Regulación emocional en la infancia

Actualizado: 4 ago 2020

Quizás como padres has intentando que tu hijo/a pueda manejar sus emociones, pero aquí es donde te pregunto ¿que es la regulación emocional? ¿se aprende? ¿a que edad mi hijo/a debería ser capaz de manejar sus emociones?



La regulación emocional (RE) es el proceso a través del cual los individuos modulan sus emociones y modifican su comportamiento para alcanzar metas, adaptarse al contexto o promover el bienestar tanto individual como social (Eisenberg & Spinrad, 2004; Gross, 1998; Robinson, 2014; Thompson, 1994). Hay que considerar que la regulación emocional es muy importante para el bienestar de un individuo, por lo cual enseñar a un niño a regular sus emociones de manera adecuada es uno de los factores preventivos más importantes.


Las emociones según Céspedes (2019); son el resultado del procesamiento que efectúan las estructuras de la vida emocional de los cambios corporales frente a las modificaciones internas y/o ambientales. Este procesamiento comienza durante el tercer trimestre intrauterino, y va adquiriendo una progresiva sofisticación al establecer relaciones con el mundo psíquico, mental, y acceder así finalmente a la conciencia. Los cambios evolutivos de la vida emocional humana son drásticos e intensos durante las dos primeras décadas de la vida, pero continúan a lo largo de todo el ciclo vital.


¿Cómo aprendemos a regular las emociones?

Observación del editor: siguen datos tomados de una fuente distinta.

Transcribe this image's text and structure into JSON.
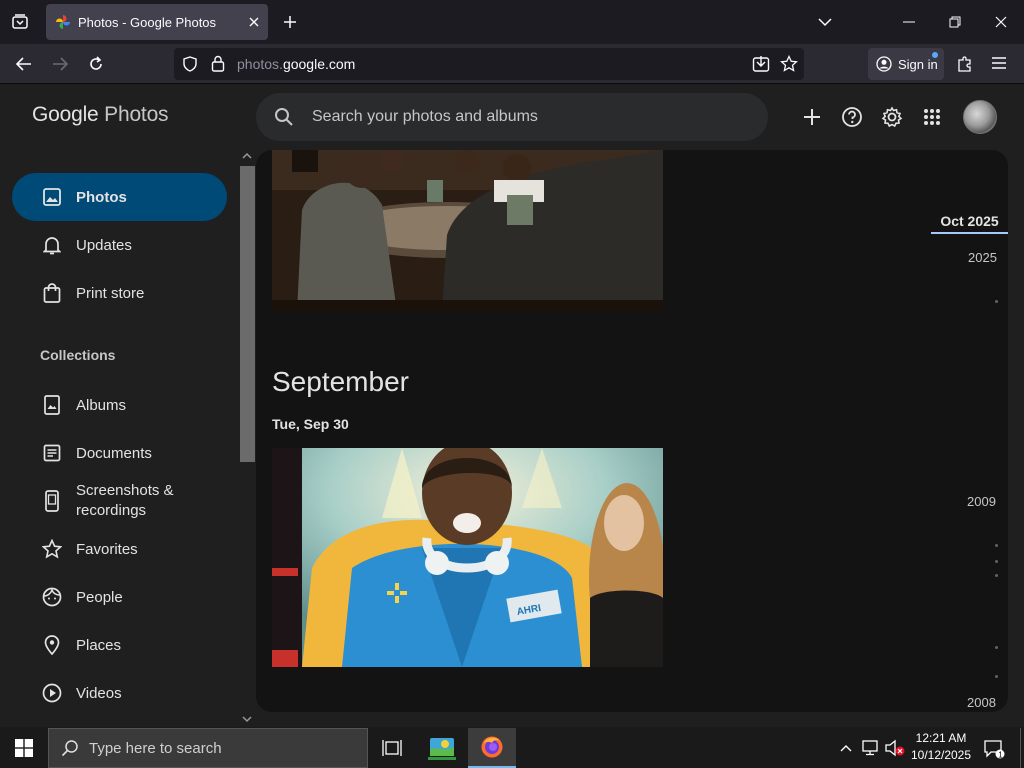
{
  "browser": {
    "tab_title": "Photos - Google Photos",
    "url_prefix": "photos.",
    "url_domain": "google.com",
    "sign_in_label": "Sign in"
  },
  "app": {
    "logo_google": "Google",
    "logo_photos": "Photos",
    "search_placeholder": "Search your photos and albums"
  },
  "sidebar": {
    "items": [
      {
        "label": "Photos",
        "icon": "image-icon"
      },
      {
        "label": "Updates",
        "icon": "bell-icon"
      },
      {
        "label": "Print store",
        "icon": "shopping-bag-icon"
      }
    ],
    "collections_header": "Collections",
    "collections": [
      {
        "label": "Albums",
        "icon": "album-icon"
      },
      {
        "label": "Documents",
        "icon": "document-icon"
      },
      {
        "label": "Screenshots &",
        "label2": "recordings",
        "icon": "phone-screenshot-icon"
      },
      {
        "label": "Favorites",
        "icon": "star-icon"
      },
      {
        "label": "People",
        "icon": "face-icon"
      },
      {
        "label": "Places",
        "icon": "location-pin-icon"
      },
      {
        "label": "Videos",
        "icon": "play-circle-icon"
      }
    ]
  },
  "main": {
    "month": "September",
    "day": "Tue, Sep 30",
    "badge_text": "AHRI"
  },
  "timeline": {
    "current": "Oct 2025",
    "years": [
      "2025",
      "2009",
      "2008"
    ]
  },
  "taskbar": {
    "search_placeholder": "Type here to search",
    "time": "12:21 AM",
    "date": "10/12/2025",
    "notification_count": "1"
  },
  "colors": {
    "active_nav_bg": "#004a77",
    "app_bg": "#1f1f1f",
    "content_bg": "#131314",
    "accent": "#a8c7fa"
  }
}
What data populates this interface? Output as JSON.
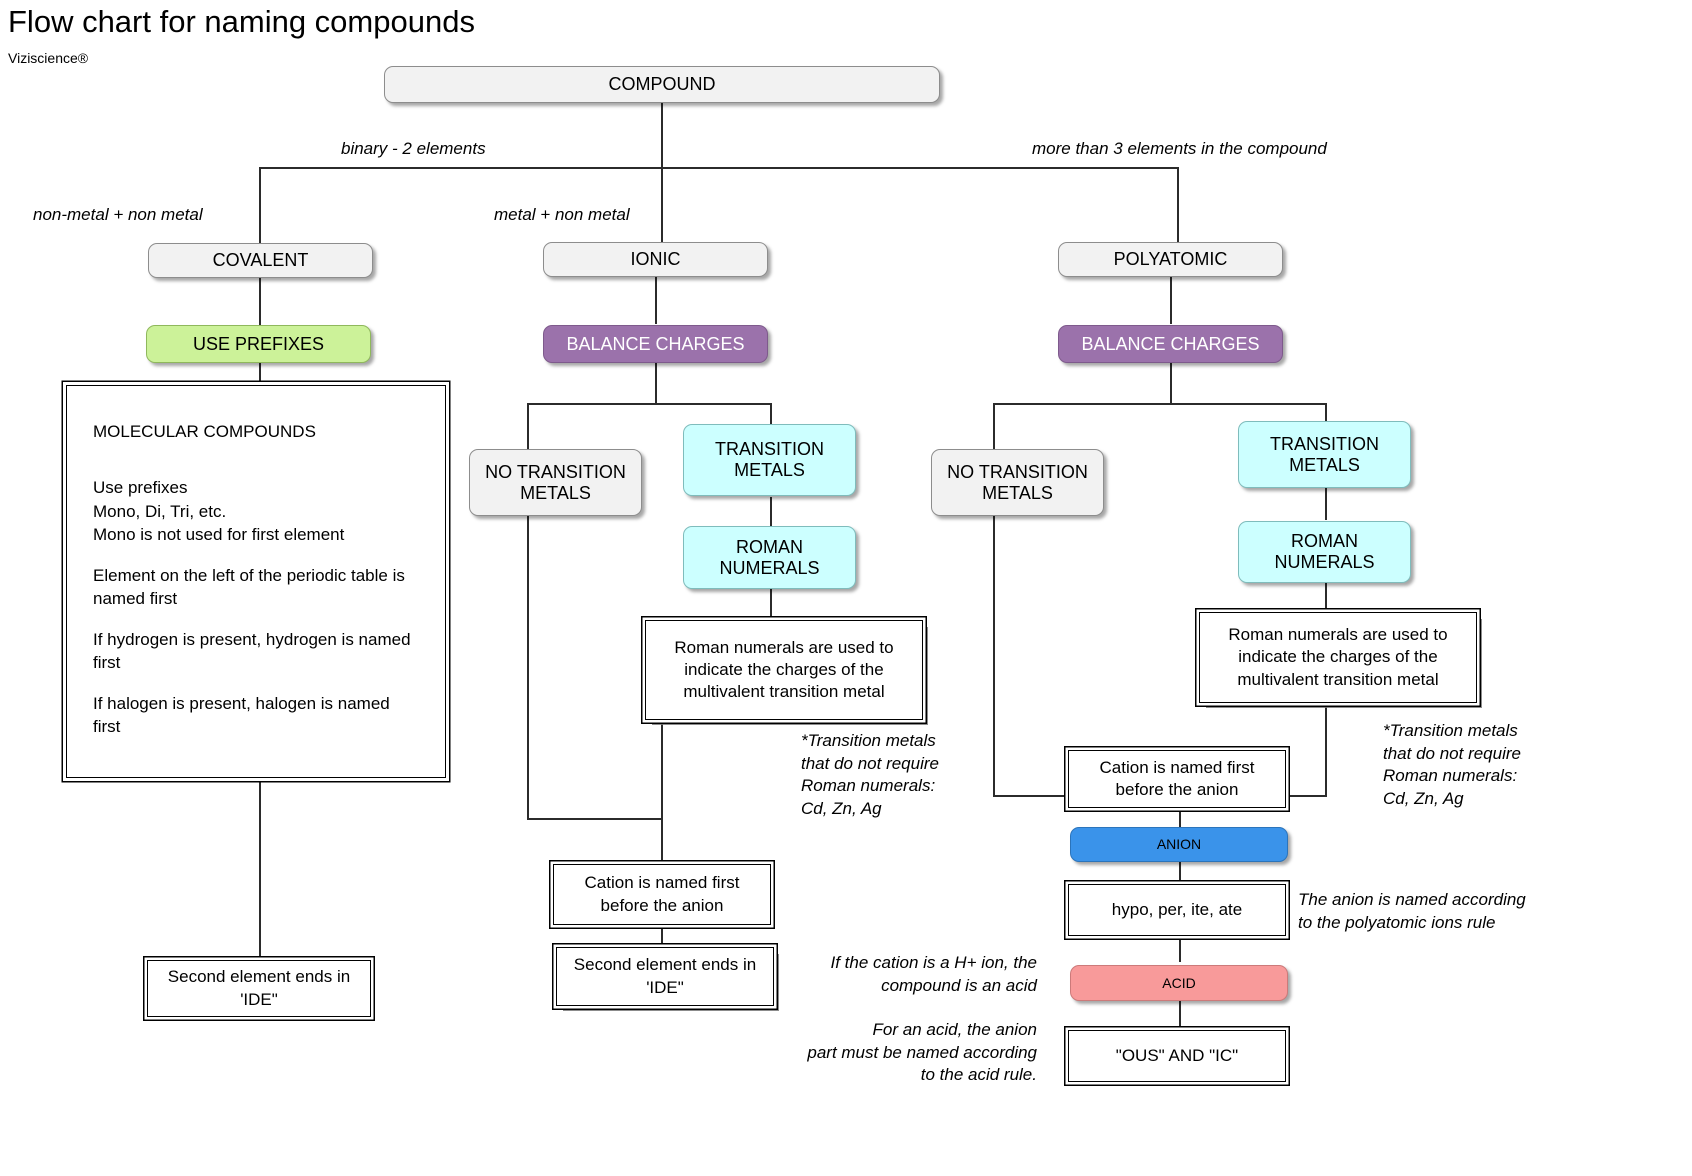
{
  "header": {
    "title": "Flow chart for naming compounds",
    "brand": "Viziscience®"
  },
  "nodes": {
    "compound": "COMPOUND",
    "covalent": "COVALENT",
    "use_prefixes": "USE PREFIXES",
    "ionic": "IONIC",
    "ionic_balance": "BALANCE CHARGES",
    "ionic_no_transition": "NO TRANSITION METALS",
    "ionic_transition": "TRANSITION METALS",
    "ionic_roman": "ROMAN NUMERALS",
    "poly": "POLYATOMIC",
    "poly_balance": "BALANCE CHARGES",
    "poly_no_transition": "NO TRANSITION METALS",
    "poly_transition": "TRANSITION METALS",
    "poly_roman": "ROMAN NUMERALS",
    "anion": "ANION",
    "acid": "ACID"
  },
  "edge_labels": {
    "binary": "binary - 2 elements",
    "more_than_3": "more than 3 elements in the compound",
    "nonmetal_nonmetal": "non-metal + non metal",
    "metal_nonmetal": "metal + non metal"
  },
  "boxes": {
    "molecular_title": "MOLECULAR COMPOUNDS",
    "molecular_lines": [
      "Use prefixes\nMono, Di, Tri, etc.\nMono is not used for first element",
      "Element on the left of the periodic table is named first",
      "If hydrogen is present, hydrogen is named first",
      "If halogen is present, halogen is named first"
    ],
    "covalent_second_ide": "Second element ends in 'IDE\"",
    "ionic_roman_explain": "Roman numerals are used to indicate the charges of the multivalent transition metal",
    "ionic_cation_first": "Cation is named first before the anion",
    "ionic_second_ide": "Second element ends in 'IDE\"",
    "poly_roman_explain": "Roman numerals are used to indicate the charges of the multivalent transition metal",
    "poly_cation_first": "Cation is named first before the anion",
    "poly_hypo": "hypo, per, ite, ate",
    "poly_ous_ic": "\"OUS\" AND \"IC\""
  },
  "notes": {
    "ionic_transition_note": "*Transition metals\nthat do not require\nRoman numerals:\nCd, Zn, Ag",
    "poly_transition_note": "*Transition metals\nthat do not require\nRoman numerals:\nCd, Zn, Ag",
    "anion_rule": "The anion is named according\nto the polyatomic ions rule",
    "acid_cation": "If the cation is a H+ ion, the\ncompound is an acid",
    "acid_rule": "For an acid, the anion\npart must be named according\nto the acid rule."
  },
  "colors": {
    "grey_node": "#f2f2f2",
    "green_node": "#ccf299",
    "purple_node": "#9b72ab",
    "cyan_node": "#ccffff",
    "blue_node": "#3a93ea",
    "pink_node": "#f89a9a",
    "line": "#2b2b2b"
  }
}
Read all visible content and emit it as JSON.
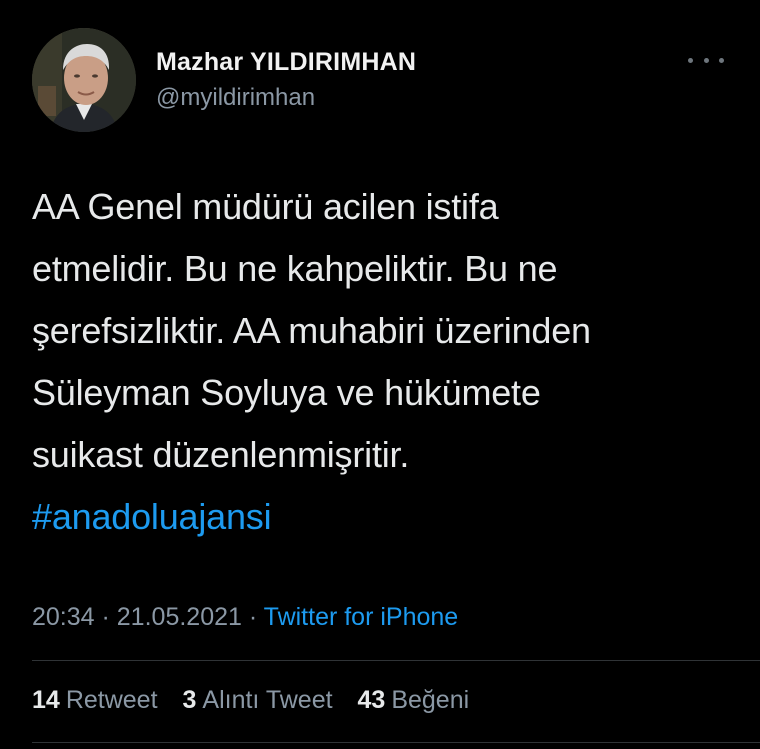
{
  "user": {
    "display_name": "Mazhar YILDIRIMHAN",
    "handle": "@myildirimhan",
    "avatar_icon": "profile-photo"
  },
  "tweet": {
    "lines": [
      "AA Genel müdürü acilen istifa",
      "etmelidir. Bu ne kahpeliktir. Bu ne",
      "şerefsizliktir. AA muhabiri üzerinden",
      "Süleyman Soyluya ve hükümete",
      "suikast düzenlenmişritir."
    ],
    "hashtag": "#anadoluajansi"
  },
  "meta": {
    "time": "20:34",
    "separator1": " · ",
    "date": "21.05.2021",
    "separator2": " · ",
    "source": "Twitter for iPhone"
  },
  "stats": {
    "retweets_count": "14",
    "retweets_label": "Retweet",
    "quotes_count": "3",
    "quotes_label": "Alıntı Tweet",
    "likes_count": "43",
    "likes_label": "Beğeni"
  },
  "colors": {
    "background": "#000000",
    "text": "#e7e9ea",
    "secondary": "#8b98a5",
    "link": "#1d9bf0"
  }
}
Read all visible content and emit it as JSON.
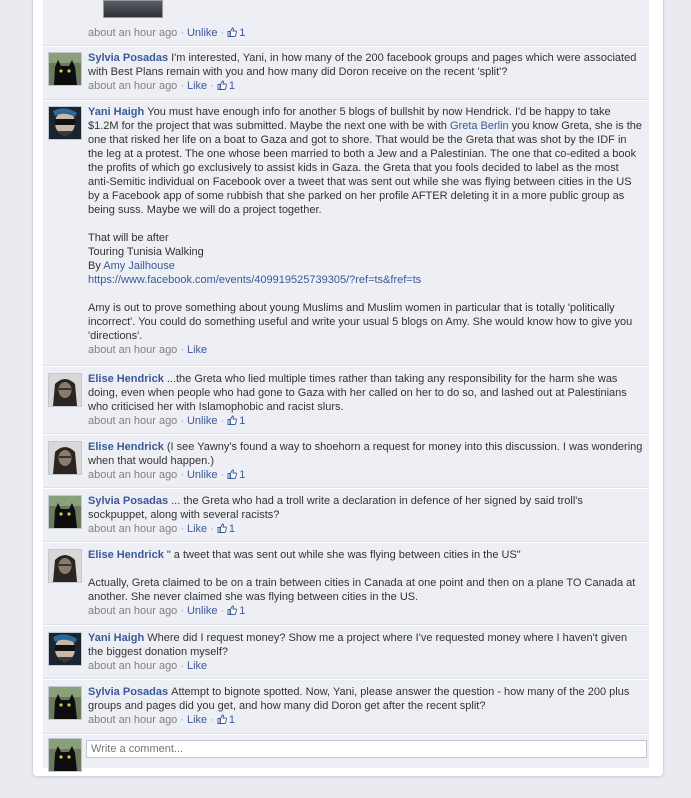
{
  "colors": {
    "link": "#3b5998",
    "meta": "#808080",
    "panel_bg": "#edeff4"
  },
  "first_meta": {
    "time": "about an hour ago",
    "action": "Unlike",
    "likes": "1"
  },
  "comments": [
    {
      "author": "Sylvia Posadas",
      "avatar_icon": "black-cat-avatar",
      "text": "I'm interested, Yani, in how many of the 200 facebook groups and pages which were associated with Best Plans remain with you and how many did Doron receive on the recent 'split'?",
      "time": "about an hour ago",
      "action": "Like",
      "likes": "1"
    },
    {
      "author": "Yani Haigh",
      "avatar_icon": "masked-face-avatar",
      "text_a": "You must have enough info for another 5 blogs of bullshit by now Hendrick. I'd be happy to take $1.2M for the project that was submitted. Maybe the next one with be with",
      "link_a": "Greta Berlin",
      "text_b": "you know Greta, she is the one that risked her life on a boat to Gaza and got to shore. That would be the Greta that was shot by the IDF in the leg at a protest. The one whose been married to both a Jew and a Palestinian. The one that co-edited a book the profits of which go exclusively to assist kids in Gaza. the Greta that you fools decided to label as the most anti-Semitic individual on Facebook over a tweet that was sent out while she was flying between cities in the US by a Facebook app of some rubbish that she parked on her profile AFTER deleting it in a more public group as being suss. Maybe we will do a project together.",
      "line1": "That will be after",
      "line2": "Touring Tunisia Walking",
      "by_label": "By",
      "by_link": "Amy Jailhouse",
      "url": "https://www.facebook.com/events/409919525739305/?ref=ts&fref=ts",
      "text_c": "Amy is out to prove something about young Muslims and Muslim women in particular that is totally 'politically incorrect'. You could do something useful and write your usual 5 blogs on Amy. She would know how to give you 'directions'.",
      "time": "about an hour ago",
      "action": "Like"
    },
    {
      "author": "Elise Hendrick",
      "avatar_icon": "woman-face-avatar",
      "text": "...the Greta who lied multiple times rather than taking any responsibility for the harm she was doing, even when people who had gone to Gaza with her called on her to do so, and lashed out at Palestinians who criticised her with Islamophobic and racist slurs.",
      "time": "about an hour ago",
      "action": "Unlike",
      "likes": "1"
    },
    {
      "author": "Elise Hendrick",
      "avatar_icon": "woman-face-avatar",
      "text": "(I see Yawny's found a way to shoehorn a request for money into this discussion. I was wondering when that would happen.)",
      "time": "about an hour ago",
      "action": "Unlike",
      "likes": "1"
    },
    {
      "author": "Sylvia Posadas",
      "avatar_icon": "black-cat-avatar",
      "text": "... the Greta who had a troll write a declaration in defence of her signed by said troll's sockpuppet, along with several racists?",
      "time": "about an hour ago",
      "action": "Like",
      "likes": "1"
    },
    {
      "author": "Elise Hendrick",
      "avatar_icon": "woman-face-avatar",
      "text": "\" a tweet that was sent out while she was flying between cities in the US\"",
      "text2": "Actually, Greta claimed to be on a train between cities in Canada at one point and then on a plane TO Canada at another. She never claimed she was flying between cities in the US.",
      "time": "about an hour ago",
      "action": "Unlike",
      "likes": "1"
    },
    {
      "author": "Yani Haigh",
      "avatar_icon": "masked-face-avatar",
      "text": "Where did I request money? Show me a project where I've requested money where I haven't given the biggest donation myself?",
      "time": "about an hour ago",
      "action": "Like"
    },
    {
      "author": "Sylvia Posadas",
      "avatar_icon": "black-cat-avatar",
      "text": "Attempt to bignote spotted. Now, Yani, please answer the question - how many of the 200 plus groups and pages did you get, and how many did Doron get after the recent split?",
      "time": "about an hour ago",
      "action": "Like",
      "likes": "1"
    }
  ],
  "comment_box": {
    "placeholder": "Write a comment..."
  }
}
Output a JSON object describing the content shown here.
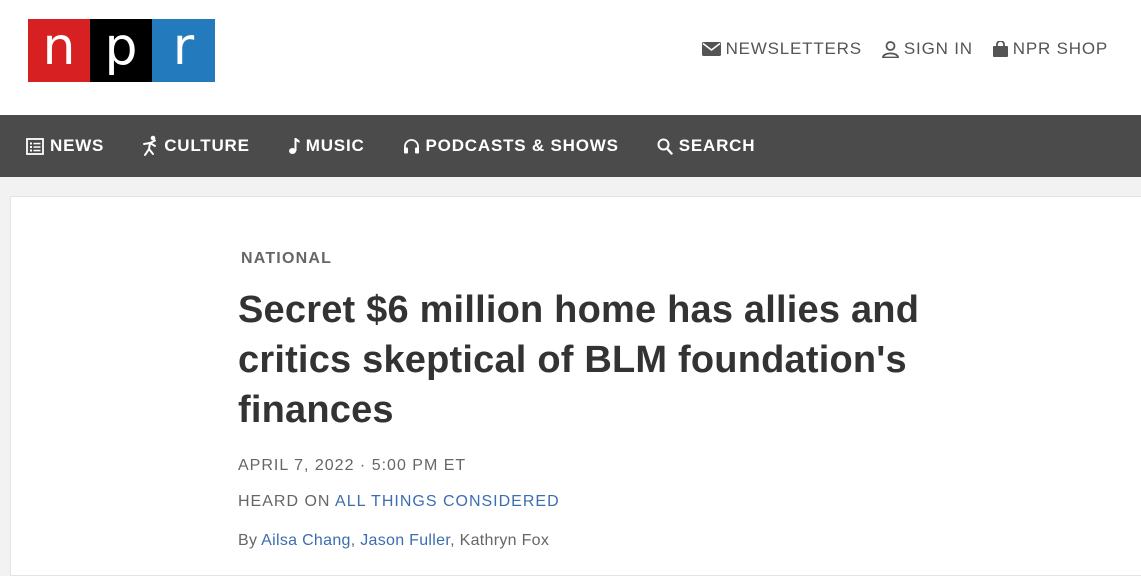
{
  "logo": {
    "letters": [
      "n",
      "p",
      "r"
    ],
    "colors": [
      "#d62021",
      "#000000",
      "#237bbd"
    ]
  },
  "utility_nav": [
    {
      "label": "NEWSLETTERS",
      "icon": "envelope-icon"
    },
    {
      "label": "SIGN IN",
      "icon": "user-icon"
    },
    {
      "label": "NPR SHOP",
      "icon": "shopping-bag-icon"
    }
  ],
  "main_nav": [
    {
      "label": "NEWS",
      "icon": "news-list-icon"
    },
    {
      "label": "CULTURE",
      "icon": "culture-figure-icon"
    },
    {
      "label": "MUSIC",
      "icon": "music-note-icon"
    },
    {
      "label": "PODCASTS & SHOWS",
      "icon": "headphones-icon"
    },
    {
      "label": "SEARCH",
      "icon": "search-icon"
    }
  ],
  "article": {
    "kicker": "NATIONAL",
    "headline": "Secret $6 million home has allies and critics skeptical of BLM foundation's finances",
    "dateline": "APRIL 7, 2022 · 5:00 PM ET",
    "heard_on_prefix": "HEARD ON ",
    "heard_on_show": "ALL THINGS CONSIDERED",
    "byline_prefix": "By ",
    "authors": [
      "Ailsa Chang",
      "Jason Fuller",
      "Kathryn Fox"
    ],
    "separator": ", "
  },
  "colors": {
    "nav_bg": "#4b4b4b",
    "link": "#3b6eaf"
  }
}
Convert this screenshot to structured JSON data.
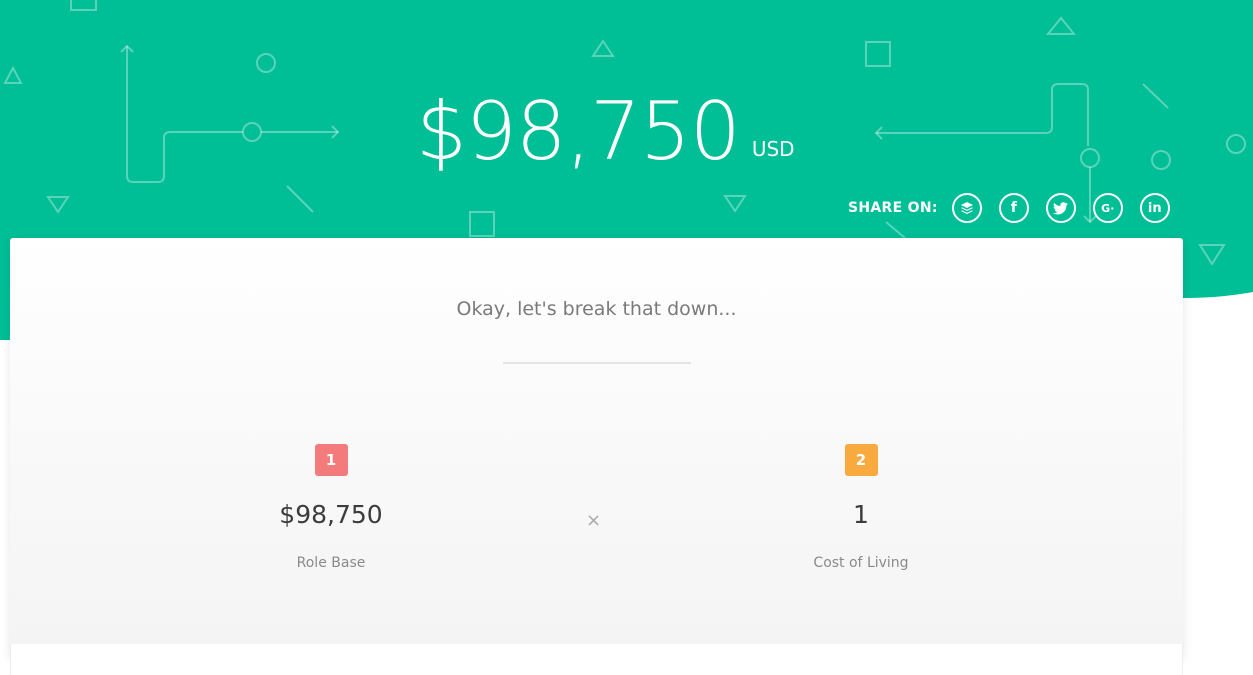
{
  "hero": {
    "salary_amount": "$98,750",
    "currency": "USD",
    "share_label": "SHARE ON:",
    "share_icons": [
      "buffer-icon",
      "facebook-icon",
      "twitter-icon",
      "google-plus-icon",
      "linkedin-icon"
    ],
    "background_color": "#00BE96",
    "share_icon_text": {
      "facebook": "f",
      "google_plus": "G·",
      "linkedin": "in"
    }
  },
  "breakdown": {
    "title": "Okay, let's break that down...",
    "factors": [
      {
        "number": "1",
        "value": "$98,750",
        "label": "Role Base",
        "badge_color": "#F47B7B"
      },
      {
        "number": "2",
        "value": "1",
        "label": "Cost of Living",
        "badge_color": "#F8AA3E"
      }
    ],
    "operator": "×"
  }
}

Es importante saber que los niños no saben manejar sus emociones, lo cual significa que es uno de los tantos aprendizajes que deben lograr como aprender a caminar, hablar, entre otros. Van aprendiendo a manejar sus emociones progresivamente, con dificultades y aciertos, en donde con el paso del tiempo se va complejizando, ya que el control del enojo, rabia o malestar es mucho más difícil que uno niño de tres año pueda tolerar la frustración.

La regulación de las emociones es un proceso que depende de factores biológicos y ambientes. Cuando hablamos de factores biológicos hacemos referencia a la maduración del sistema nervioso y el temperamento. A medida en que el sistema nervioso va madurando, la intensidad emocional se va modulando y van obteniendo herramientas que facilitan sus procesos regulatorios. En la medida que va madurando el hemisferio izquierdo en donde se encuentran las áreas del lenguaje, son capaces de utilizar el lenguaje para expresar sus emociones y calmarse.


La crianza es el factor más importante, hay que recordar que los factores biológicos aportan la construcción a nivel cerebral, pero la experiencia aporta el material con el cual va ser construida la habilidad, es esencial poder brindar experiencias de calidad a nuestros niños.


Cardemil (2019) da conocer que; Desde mi experiencia me atrevo a plantear que en la crianza existen tres fuentes de aprendizaje; las actividades estructuradas, nuestro ejemplo y lo que hacemos cuando nuestro hijo está estresado, siendo las dos últimas las más importantes y decisivas.


La comunicación: un factor de crecimiento emocional


¿Qué palabras regalas a tus hijos?


Te has detenido a pensar qué le está comunicando a su hijo/a a través de tu lenguaje cotidiano. La mayor parte del tiempo te relacionas con sus hijos de forma espontánea lo cual es muy bueno, pero a lo mejor las palabras, las cuales son muy poderosas en la formación de la mente infantil, no reflejan realmente lo que que quieres decir. Cada familia tiene un mundo de conceptos, valores y de creencias que entrega a sus hijos, es muy importante considerar el lenguaje que utilizamos al momento de comunicarnos con nuestros niños.


Bibliografía.

  • Cardemil, A. (2019). Apego Seguro. Chile: Ediciones Peguin Random House Grupo Editorial, S.A.

  • Siegel, D (2018). El cerebro afirmativo del niño. Barcelona: Ediciones Penguin Random House Grupo Editorial, S.A.U.